John Stachel: "An emission theory is perfectly compatible with the relativity principle. Thus, the M-M experiment presented no problem; nor is stellar abberration difficult to explain on this basis."
John Norton: "These efforts were long misled by an exaggeration of the importance of one experiment, the Michelson-Morley experiment, even though Einstein later had trouble recalling if he even knew of the experiment prior to his 1905 paper. This one experiment, in isolation, has little force. Its null result happened to be fully compatible with Newton's own emission theory of light. Located in the context of late 19th century electrodynamics when ether-based, wave theories of light predominated, however, it presented a serious problem that exercised the greatest theoretician of the day."

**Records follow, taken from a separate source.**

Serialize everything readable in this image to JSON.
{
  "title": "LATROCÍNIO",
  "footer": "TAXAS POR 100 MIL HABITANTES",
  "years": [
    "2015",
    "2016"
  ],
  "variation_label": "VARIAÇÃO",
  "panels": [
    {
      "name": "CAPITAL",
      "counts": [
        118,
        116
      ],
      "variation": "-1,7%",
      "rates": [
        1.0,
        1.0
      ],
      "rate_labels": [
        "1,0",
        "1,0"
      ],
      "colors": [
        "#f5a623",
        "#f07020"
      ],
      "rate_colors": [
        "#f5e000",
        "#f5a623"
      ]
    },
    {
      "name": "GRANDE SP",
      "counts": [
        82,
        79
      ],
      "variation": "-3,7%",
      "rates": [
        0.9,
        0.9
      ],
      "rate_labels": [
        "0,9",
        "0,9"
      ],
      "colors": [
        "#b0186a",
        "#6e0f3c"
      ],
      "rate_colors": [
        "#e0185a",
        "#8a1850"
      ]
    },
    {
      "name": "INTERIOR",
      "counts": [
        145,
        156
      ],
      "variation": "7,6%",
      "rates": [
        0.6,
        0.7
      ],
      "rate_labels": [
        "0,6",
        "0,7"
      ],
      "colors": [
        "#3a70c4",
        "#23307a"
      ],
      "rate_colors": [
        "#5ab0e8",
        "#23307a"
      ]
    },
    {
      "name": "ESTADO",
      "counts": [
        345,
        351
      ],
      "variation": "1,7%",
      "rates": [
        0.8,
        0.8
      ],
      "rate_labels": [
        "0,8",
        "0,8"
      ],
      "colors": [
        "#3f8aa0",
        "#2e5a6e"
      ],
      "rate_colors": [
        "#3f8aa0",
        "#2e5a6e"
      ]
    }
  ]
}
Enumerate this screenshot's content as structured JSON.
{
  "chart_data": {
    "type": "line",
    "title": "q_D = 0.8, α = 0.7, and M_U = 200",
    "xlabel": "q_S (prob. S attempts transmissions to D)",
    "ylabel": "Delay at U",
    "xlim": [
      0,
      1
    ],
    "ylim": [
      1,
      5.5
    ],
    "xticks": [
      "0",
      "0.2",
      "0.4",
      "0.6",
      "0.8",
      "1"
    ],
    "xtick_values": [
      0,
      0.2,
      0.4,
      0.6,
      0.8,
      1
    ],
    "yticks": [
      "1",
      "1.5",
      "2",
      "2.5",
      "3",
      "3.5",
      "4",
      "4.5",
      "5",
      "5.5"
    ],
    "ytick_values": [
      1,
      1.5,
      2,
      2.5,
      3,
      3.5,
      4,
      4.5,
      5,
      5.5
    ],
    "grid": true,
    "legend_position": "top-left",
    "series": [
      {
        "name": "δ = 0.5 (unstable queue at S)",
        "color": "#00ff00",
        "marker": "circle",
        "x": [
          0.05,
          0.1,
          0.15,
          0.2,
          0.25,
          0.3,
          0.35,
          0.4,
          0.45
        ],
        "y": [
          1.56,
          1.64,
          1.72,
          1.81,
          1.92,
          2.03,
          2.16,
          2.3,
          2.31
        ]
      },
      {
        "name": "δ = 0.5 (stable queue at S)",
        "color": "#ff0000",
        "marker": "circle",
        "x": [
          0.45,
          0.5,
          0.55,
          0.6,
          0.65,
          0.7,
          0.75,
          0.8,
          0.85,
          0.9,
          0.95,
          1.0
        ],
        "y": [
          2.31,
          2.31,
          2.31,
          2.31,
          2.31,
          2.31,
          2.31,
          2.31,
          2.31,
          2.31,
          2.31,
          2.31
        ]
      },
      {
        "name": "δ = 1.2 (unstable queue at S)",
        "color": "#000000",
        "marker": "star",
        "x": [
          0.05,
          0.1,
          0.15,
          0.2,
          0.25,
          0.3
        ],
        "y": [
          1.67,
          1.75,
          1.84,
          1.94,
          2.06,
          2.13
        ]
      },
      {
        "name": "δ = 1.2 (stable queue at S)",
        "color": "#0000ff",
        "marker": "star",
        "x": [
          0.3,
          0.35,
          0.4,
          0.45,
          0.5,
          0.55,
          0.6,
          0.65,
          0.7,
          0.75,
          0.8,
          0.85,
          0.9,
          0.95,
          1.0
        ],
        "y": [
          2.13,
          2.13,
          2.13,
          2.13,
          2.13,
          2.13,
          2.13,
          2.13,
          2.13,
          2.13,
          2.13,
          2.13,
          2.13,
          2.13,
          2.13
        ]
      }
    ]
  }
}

John Norton: "In addition to his work as editor of the Einstein papers in finding source material, Stachel assembled the many small clues that reveal Einstein's serious consideration of an emission theory of light; and he gave us the crucial insight that Einstein regarded the Michelson-Morley experiment as evidence for the principle of relativity, whereas later writers almost universally use it as support for the light postulate of special relativity. Even today, this point needs emphasis. The Michelson-Morley experiment is fully compatible with an emission theory of light that CONTRADICTS THE LIGHT POSTULATE."